The judge also noted the man did not have a felony record, had a job, community and church support and there was a lack of input from the victim or from an advocate for the victim.

The man must undergo sex offender treatment and faces many other restrictions. He was given credit for 17 days in jail he had served prior to sentencing. McKeon required him to serve the rest of his jail time within six months, saying he could stagger the time out in two-day jail periods at a time.

McKeon’s sentencing order noted the girl’s mother and grandmother wrote letters to the court supporting community-based treatment in order to keep the man in the lives of his two sons.
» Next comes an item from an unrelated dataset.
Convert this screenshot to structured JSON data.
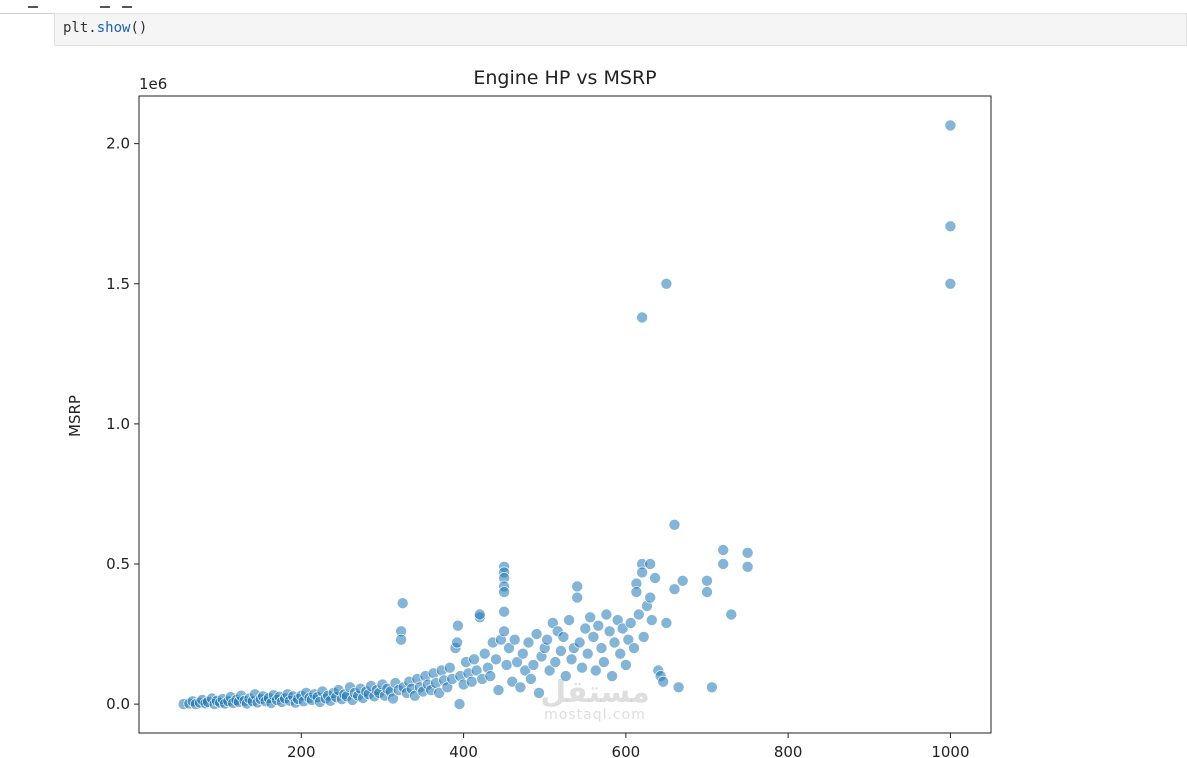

The mother walked in on the father raping the child, court records said.

An online petition arguing for McKeon to be impeached drew 260,000 supporters but he retired in late November after announcing earlier in the year and before issuing the sentence that he would do so.

“The sentence may not be a popular decision by certain members of the general public, but it is a just and proper decision given the record before the Court and the law the Court is sworn to uphold,” McKeon wrote in his Oct. 17 sentencing order.

Assistant Attorney General Dan Guzynski has proposed legislation that would close the loophole that allowed for the sentencing exception.

The attorney general’s office will advocate on behalf of that change during the state legislative session that begins on Jan. 2, Sell said.